Detective Caminito's sworn assertion that he observed video surveillance in which defendant is depicted taking a package is not itself hearsay, and it does not rely on hearsay. Accordingly, the accusatory instrument, as supplemented by the complainant's supporting [*4]deposition, satisfies the nonhearsay prima facie requirement of CPL 100.40 (1) (c); together, those documents constitute a misdemeanor information.

Any determinations regarding the surveillance video's authenticity and other foundational issues related to the video's admissibility may be addressed by the trial court.

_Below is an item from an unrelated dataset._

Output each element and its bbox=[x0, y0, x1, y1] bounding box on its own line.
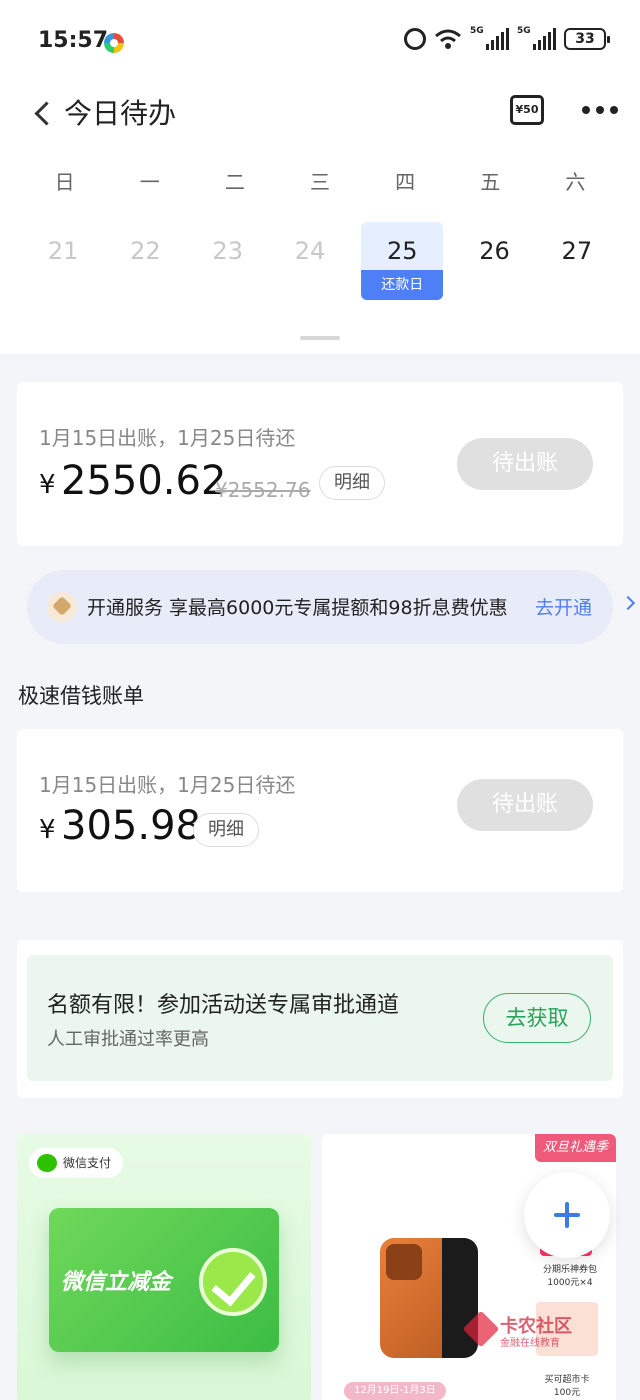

For the reasons stated, it is ordered that defendant's motion is denied.



Footnotes


Footnote *:A statement that is offered not to prove the truth of the matter asserted is not hearsay, or more precisely, is not offered for a hearsay purpose (see People v Thomas, 4 NY3d 143, 148 [2005] [in prosecution for resisting arrest, an accusatory statement attributed to the complainant in the information was not hearsay because the statement was offered to prove that the police had reasonable cause to arrest the defendant, not to prove that the defendant committed a crime against the complainant]; People v Ricco, 56 NY2d 320, 328 [1982] [evidence as to what the defendant saw when he looked through a telescope when he was 12 years old was not offered to prove "that space ships were controlling behavior on earth with mysterious rays," but to establish that, even as a boy, the defendant was "suffering from delusional thinking"]).